Negara Indonesia Pernah Memiliki 2 Presiden Yang Terlupakan, Siapakah Dia?
SURABAYA, iNewsSurabaya.id – Dalam pelajaran yang diajarkan di sekolah, Negara Indoensia memiliki 7 presiden, yaitu Soekarno, Soeharto, BJ Habibie, Abdurrahman Wahid, Megawati SoekarnoPutri, Susilo Bambang Yudhoyono, dan Joko Widodo sebagai presiden negara Indonesia.
Namun tahukah kalian Dalam sejarah negara Indonesia pernah tercatat 2 nama presiden yang terlupakan, yaitu Syafriddin Prawiranegara dan Mr Assat, siapakah mereka?
Dilansir dari Okezone nama Syafriddin Prawiranegara adalah pejuang yang pernah diperintahkan oleh Soekarno dan Mohammad Hatta untuk membentuk Pemerintahan Darurat Republik Indonesia atau yang lebih disingkat sebagai PDRI.
Pada saat Belanda melakukan agresi militer II mereka menangkap Soekarno dan Mohammad Hatta, lalu diasingkan ke pulau Bangka pada tahun 1948.
Sebelumnya Hatta telah menduga, bahwa dirinya dan Soekarno akan ditangkap Belanda.

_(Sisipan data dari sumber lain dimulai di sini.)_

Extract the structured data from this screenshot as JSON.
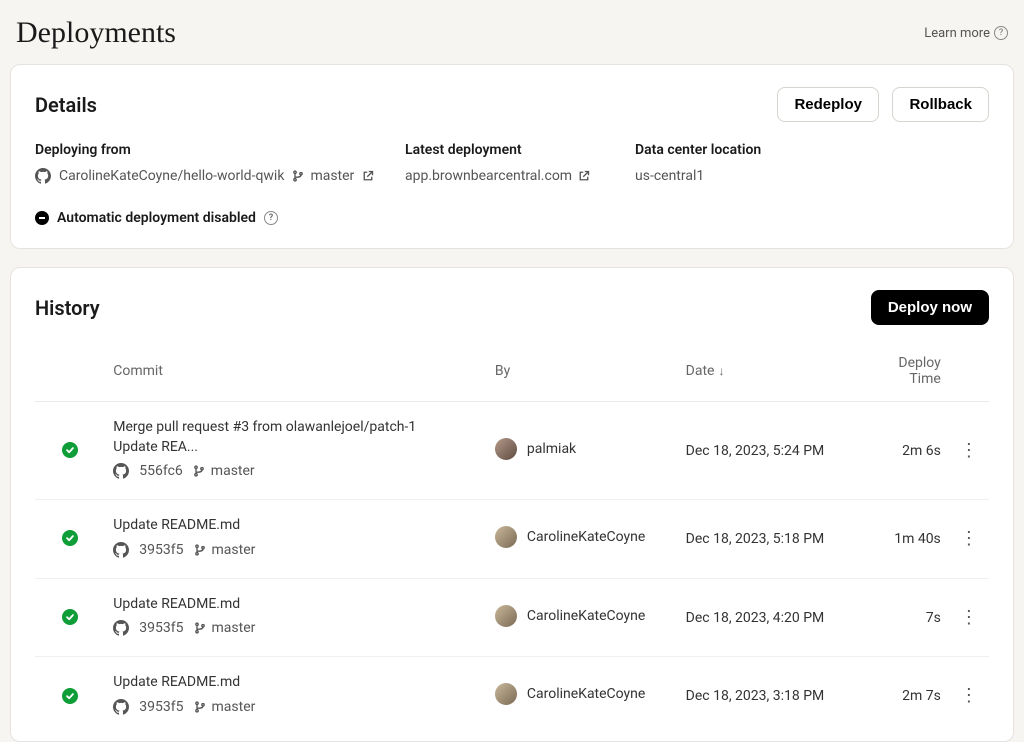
{
  "header": {
    "title": "Deployments",
    "learn_more": "Learn more"
  },
  "details": {
    "title": "Details",
    "redeploy_label": "Redeploy",
    "rollback_label": "Rollback",
    "deploying_from_label": "Deploying from",
    "latest_deployment_label": "Latest deployment",
    "data_center_label": "Data center location",
    "repo": "CarolineKateCoyne/hello-world-qwik",
    "branch": "master",
    "latest_deployment": "app.brownbearcentral.com",
    "data_center": "us-central1",
    "auto_deploy_status": "Automatic deployment disabled"
  },
  "history": {
    "title": "History",
    "deploy_now_label": "Deploy now",
    "columns": {
      "commit": "Commit",
      "by": "By",
      "date": "Date",
      "deploy_time": "Deploy Time"
    },
    "rows": [
      {
        "message": "Merge pull request #3 from olawanlejoel/patch-1 Update REA...",
        "sha": "556fc6",
        "branch": "master",
        "by": "palmiak",
        "date": "Dec 18, 2023, 5:24 PM",
        "deploy_time": "2m 6s",
        "avatar_variant": "alt"
      },
      {
        "message": "Update README.md",
        "sha": "3953f5",
        "branch": "master",
        "by": "CarolineKateCoyne",
        "date": "Dec 18, 2023, 5:18 PM",
        "deploy_time": "1m 40s",
        "avatar_variant": ""
      },
      {
        "message": "Update README.md",
        "sha": "3953f5",
        "branch": "master",
        "by": "CarolineKateCoyne",
        "date": "Dec 18, 2023, 4:20 PM",
        "deploy_time": "7s",
        "avatar_variant": ""
      },
      {
        "message": "Update README.md",
        "sha": "3953f5",
        "branch": "master",
        "by": "CarolineKateCoyne",
        "date": "Dec 18, 2023, 3:18 PM",
        "deploy_time": "2m 7s",
        "avatar_variant": ""
      }
    ]
  }
}
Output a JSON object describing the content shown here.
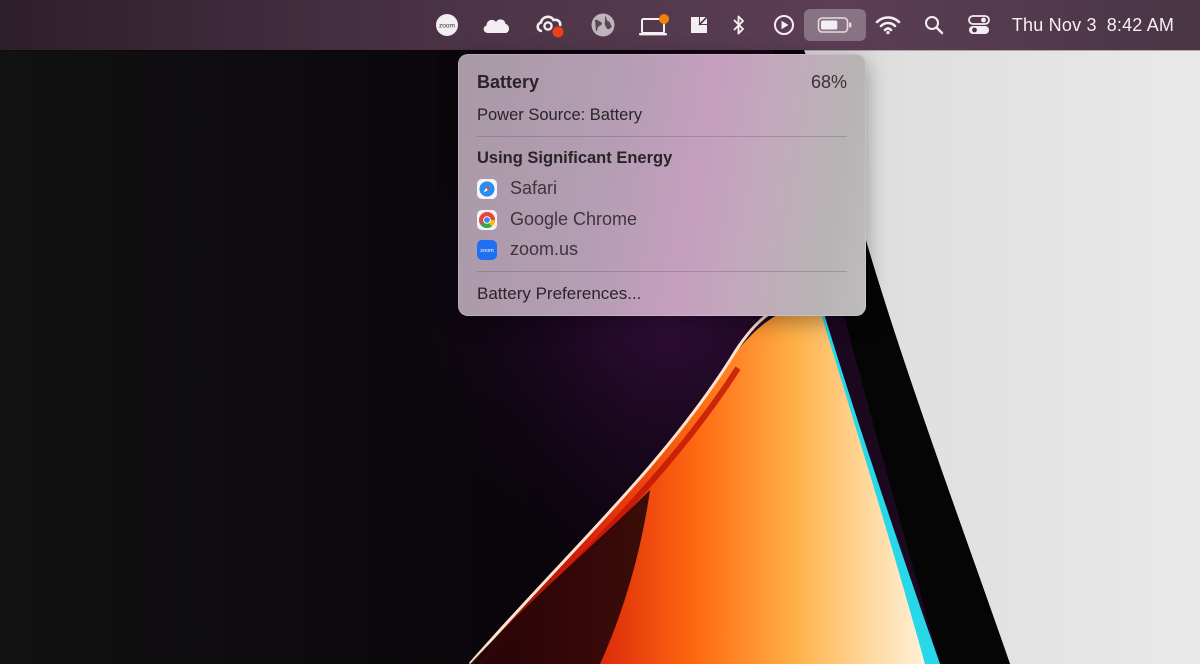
{
  "menubar": {
    "icons": [
      "zoom-icon",
      "cloud-icon",
      "creative-cloud-icon",
      "globe-icon",
      "laptop-icon",
      "notes-icon",
      "bluetooth-icon",
      "play-icon",
      "battery-icon",
      "wifi-icon",
      "search-icon",
      "control-center-icon"
    ],
    "zoom_text": "zoom",
    "date": "Thu Nov 3",
    "time": "8:42 AM"
  },
  "battery_menu": {
    "title": "Battery",
    "percent": "68%",
    "level": 0.68,
    "power_source": "Power Source: Battery",
    "section_title": "Using Significant Energy",
    "apps": [
      {
        "name": "Safari",
        "icon": "safari-icon"
      },
      {
        "name": "Google Chrome",
        "icon": "chrome-icon"
      },
      {
        "name": "zoom.us",
        "icon": "zoom-app-icon",
        "icon_text": "zoom"
      }
    ],
    "preferences_label": "Battery Preferences..."
  },
  "colors": {
    "menubar": "#4d3447",
    "menu_bg": "#c59fbe",
    "zoom_blue": "#1f6ff2",
    "notification_orange": "#f0820a",
    "notification_red": "#e8401c"
  }
}
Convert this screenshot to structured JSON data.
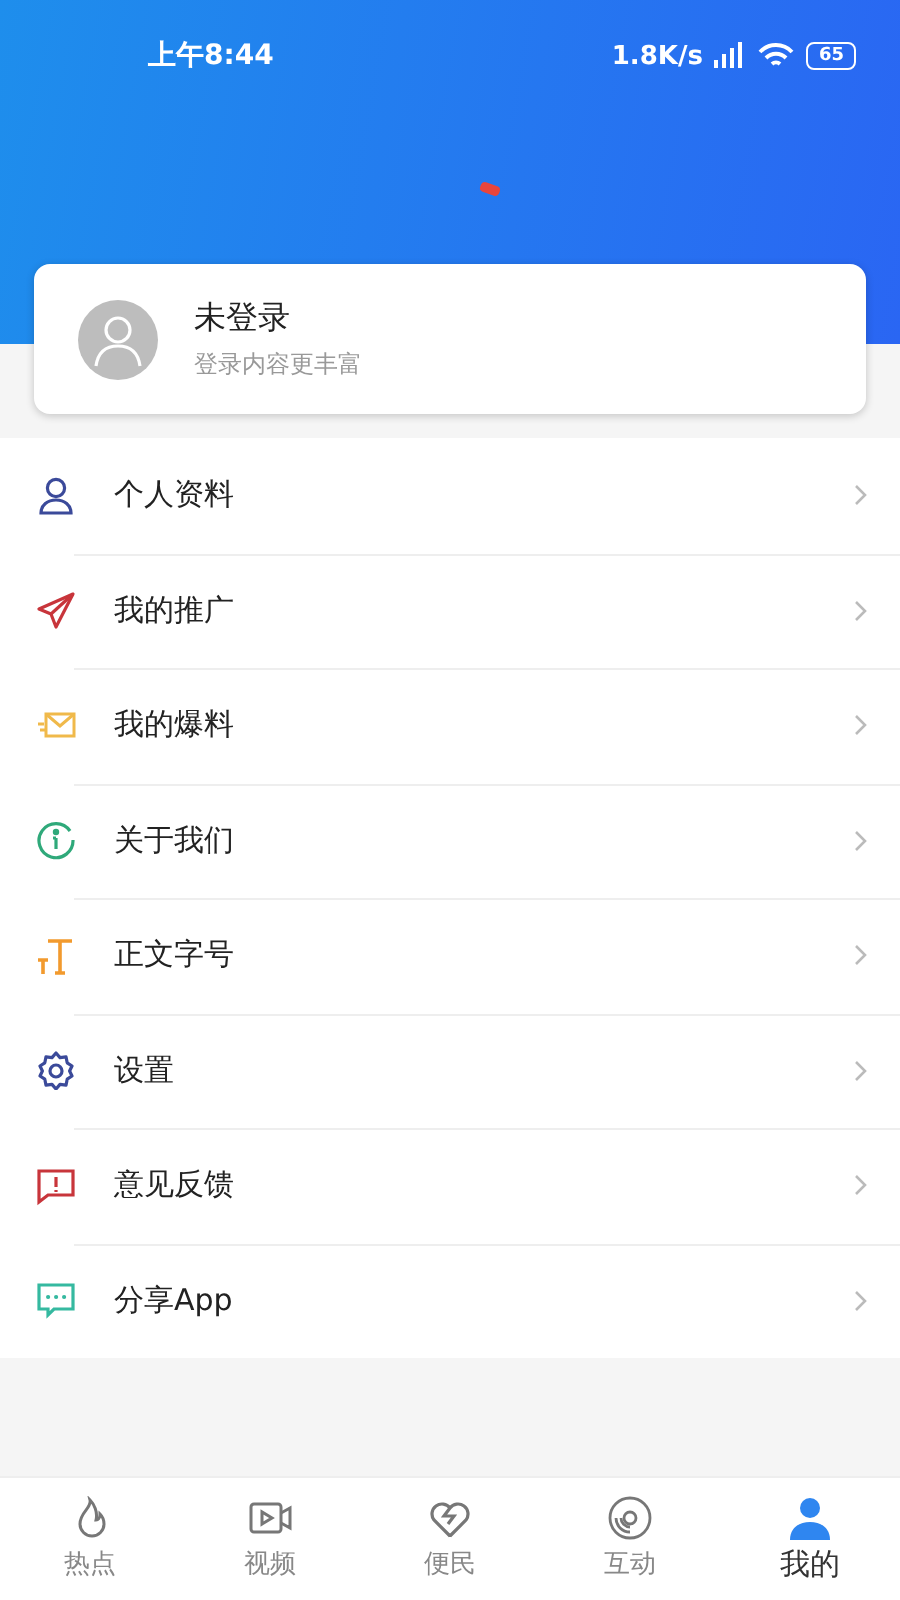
{
  "status_bar": {
    "time": "上午8:44",
    "speed": "1.8K/s",
    "battery": "65"
  },
  "profile": {
    "name": "未登录",
    "subtitle": "登录内容更丰富"
  },
  "menu": [
    {
      "kind": "person",
      "label": "个人资料"
    },
    {
      "kind": "plane",
      "label": "我的推广"
    },
    {
      "kind": "mail",
      "label": "我的爆料"
    },
    {
      "kind": "info",
      "label": "关于我们"
    },
    {
      "kind": "font",
      "label": "正文字号"
    },
    {
      "kind": "gear",
      "label": "设置"
    },
    {
      "kind": "alert",
      "label": "意见反馈"
    },
    {
      "kind": "chat",
      "label": "分享App"
    }
  ],
  "tabs": [
    {
      "kind": "flame",
      "label": "热点",
      "selected": false
    },
    {
      "kind": "video",
      "label": "视频",
      "selected": false
    },
    {
      "kind": "heart",
      "label": "便民",
      "selected": false
    },
    {
      "kind": "disc",
      "label": "互动",
      "selected": false
    },
    {
      "kind": "user",
      "label": "我的",
      "selected": true
    }
  ]
}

Mengetahui hal itu mereka memberikan mandat kepada seseorang bernama Syafriddin Prawiranegara untuk mengisi kekosongan kekeuasaan.

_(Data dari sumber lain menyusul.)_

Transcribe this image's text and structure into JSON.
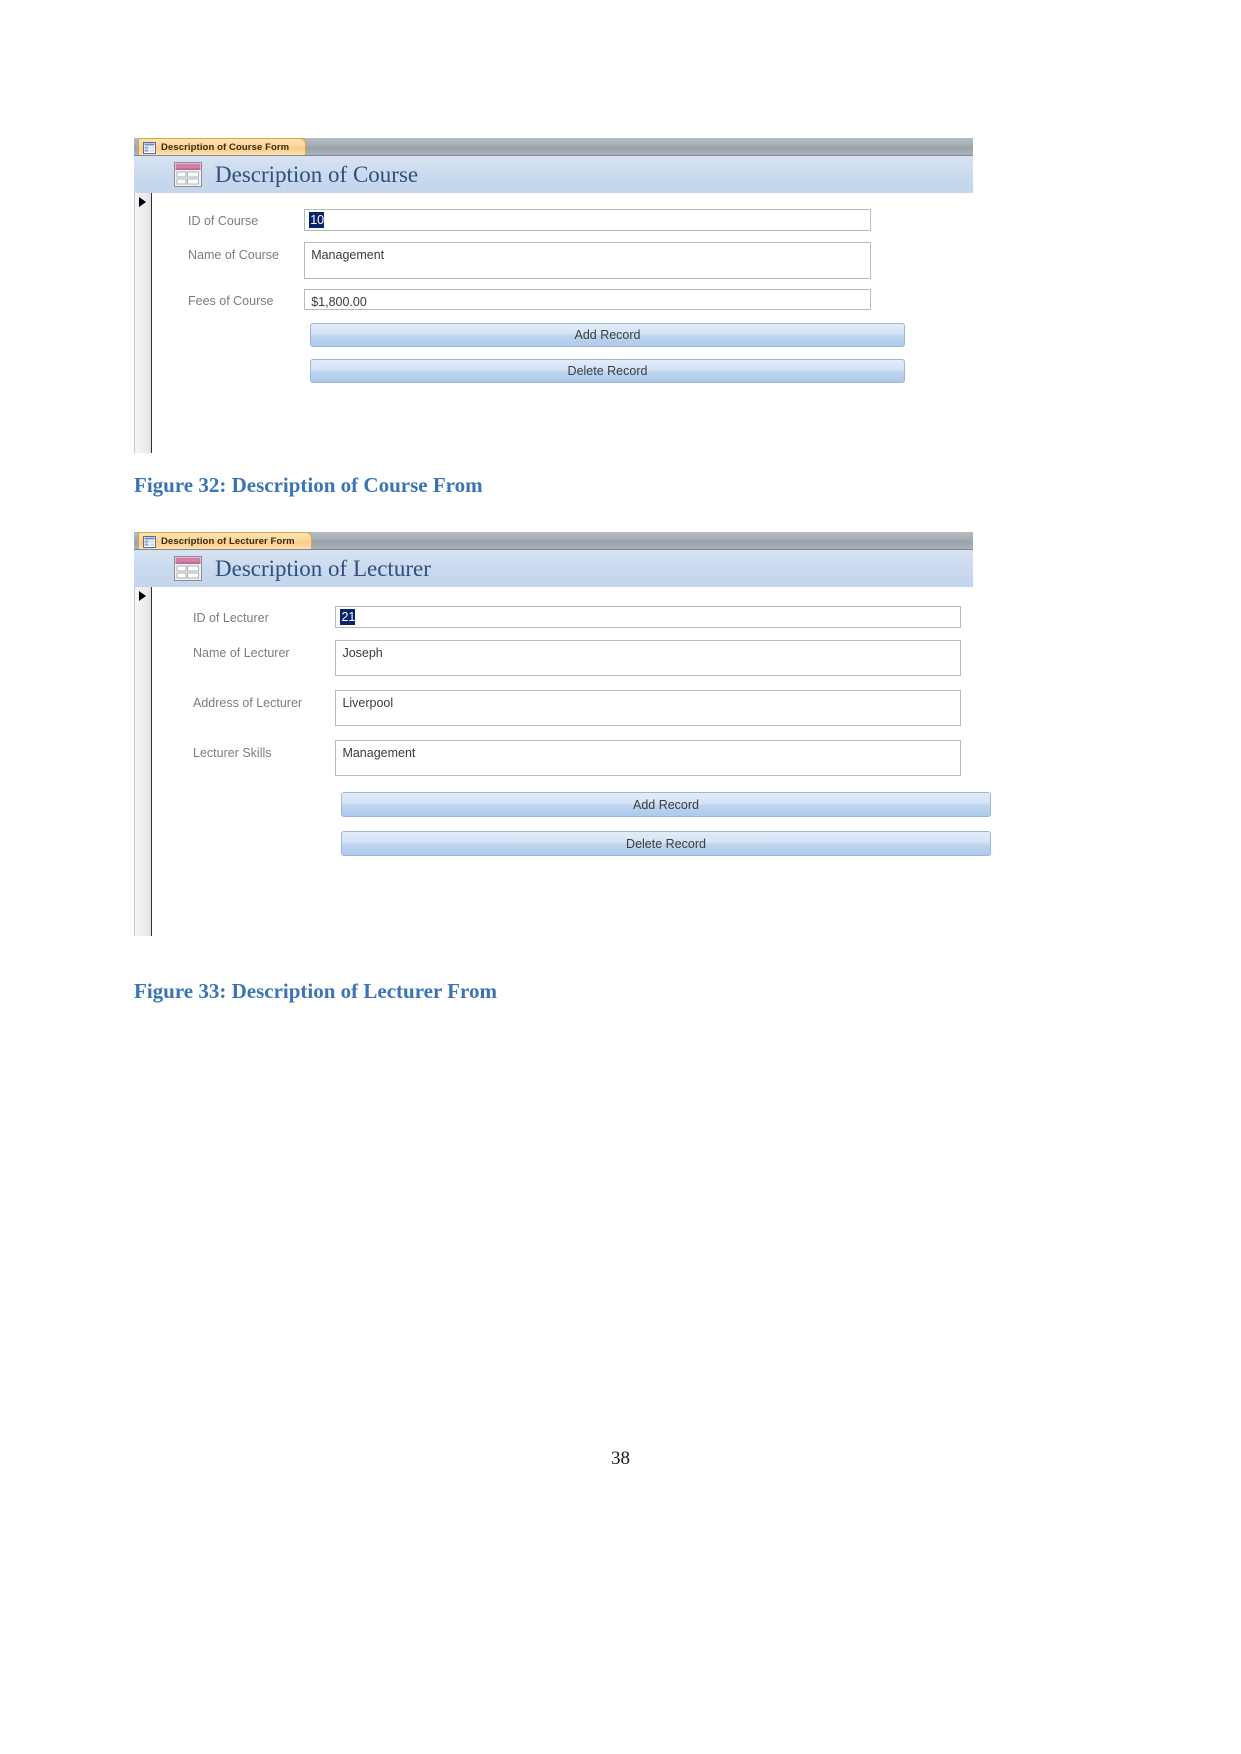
{
  "page": {
    "number": "38"
  },
  "figures": [
    {
      "caption": "Figure 32: Description of Course From",
      "window": {
        "tab_label": "Description of Course Form",
        "tab_icon": "form-icon",
        "header_icon": "form-icon",
        "header_title": "Description of Course",
        "record_selector_icon": "record-selector-arrow-icon",
        "fields": [
          {
            "label": "ID of Course",
            "value": "10",
            "selected": true
          },
          {
            "label": "Name of Course",
            "value": "Management",
            "selected": false
          },
          {
            "label": "Fees of Course",
            "value": "$1,800.00",
            "selected": false
          }
        ],
        "buttons": [
          {
            "label": "Add Record"
          },
          {
            "label": "Delete Record"
          }
        ]
      }
    },
    {
      "caption": "Figure 33: Description of Lecturer From",
      "window": {
        "tab_label": "Description of Lecturer Form",
        "tab_icon": "form-icon",
        "header_icon": "form-icon",
        "header_title": "Description of Lecturer",
        "record_selector_icon": "record-selector-arrow-icon",
        "fields": [
          {
            "label": "ID of Lecturer",
            "value": "21",
            "selected": true
          },
          {
            "label": "Name of Lecturer",
            "value": "Joseph",
            "selected": false
          },
          {
            "label": "Address of Lecturer",
            "value": "Liverpool",
            "selected": false
          },
          {
            "label": "Lecturer Skills",
            "value": "Management",
            "selected": false
          }
        ],
        "buttons": [
          {
            "label": "Add Record"
          },
          {
            "label": "Delete Record"
          }
        ]
      }
    }
  ],
  "colors": {
    "tab_strip": "#a3abb3",
    "tab_active": "#fcd69a",
    "header_band": "#c9d9ee",
    "header_title": "#2f4f7f",
    "caption": "#3b74b4",
    "button": "#bcd4ef",
    "selection": "#0a246a"
  }
}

Syafriddin Prawiranegara yang pada saat itu berada di Bukit Tinggi berinisiatif untuk mengambil alih kekosongan jabatan kekuasaan pada (19/12/1948). Syafriddin yang bersama Gubernur Sumatera, TM Hasan, akhirnya memutuskan untuk membentuk Pemerintahan Darurat Republik Indonesia. Demi menyelamatkan Indonesia yang pada saat itu dalam keadaan berbahaya.
Usaha Pemerintahan Darurat membuahkan hasil. Belanda terpaksa melakukan perundingan dengan Indonesia. Setelah 8 bulan berselang, sidang antara Pemerintahan Darurat Republik Indonesia dengan Soekarno, Mohammad Hatta, dan kabinet menteri. Pada perjanjian Roem-Royen, akhirnya Soekarno dan Mohammad Hatta beserta kawan kawan dibebaskan dan dikembalikan ke Yogyakarta. Pada tanggal 14 juli 1949 diadakan serah Terima pengembalian mandat dari Pemerintahan Darurat Republik Indonesia.

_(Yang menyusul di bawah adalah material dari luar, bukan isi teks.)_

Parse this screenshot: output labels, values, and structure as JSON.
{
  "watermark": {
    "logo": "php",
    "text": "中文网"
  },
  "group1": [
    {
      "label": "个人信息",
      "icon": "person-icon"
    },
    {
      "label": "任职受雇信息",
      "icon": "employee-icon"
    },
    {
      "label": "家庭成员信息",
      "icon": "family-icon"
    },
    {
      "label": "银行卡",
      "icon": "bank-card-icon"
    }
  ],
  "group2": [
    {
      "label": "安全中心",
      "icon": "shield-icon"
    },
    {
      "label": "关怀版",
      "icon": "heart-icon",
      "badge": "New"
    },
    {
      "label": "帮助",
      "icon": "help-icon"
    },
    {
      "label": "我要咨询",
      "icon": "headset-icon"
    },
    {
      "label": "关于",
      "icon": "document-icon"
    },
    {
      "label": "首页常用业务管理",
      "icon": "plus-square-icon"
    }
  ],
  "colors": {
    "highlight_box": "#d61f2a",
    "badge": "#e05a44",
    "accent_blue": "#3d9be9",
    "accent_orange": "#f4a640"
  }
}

Yang kedua ada Mr.Assat yang pernah menjabat sebagai presiden Indonesia dalam kurun waktu 9 bulan. Pada tanggal 27 Desember 1949, Setelah perjanjian Konferensi meja bundar, Mr Assat menjadi acting Presiden Republik Indonesia hingga tanggal 15 Agustus 1950. Terbentuknys RIS, jabatannya sebagai presiden Republik Indonesia telah selesai, dan jabatannya sebagai ketua KNIP dan badan pekerjanya.
Pada bulan Agustus 1950, Bagian RIS melebur diri dalam kesatuan Republik Indonesia. Pada saat menjadi Presiden, Mr Assat menandatangani statuta pendirian Universitas Gadjah Mada di YogyaKarta.
Pindah ke Jakarta, Mr Assat menjadi anggota parlemen. Duduk dalam kabinet Natsir menjadi menteri dalam negeri hingga Maret 1951. Ia tetap menjadi anggota parlemen, meskipun kabinet Natsir telah bubar.
Ia menjabat sebagai formatur kabinet bersama Wilopo dan Soekiman Wirjosandjojo untuk menyalonkan Mohammad Hatta sebagai perdana menteri pada tahun 1955. Karena terjadi ketidakpuasan terhadap kebijakan pemerintah Pusat. Tetapi usaha ketiga formatur itu menemui kegagalan, formal, dan ditolak oleh parlemen.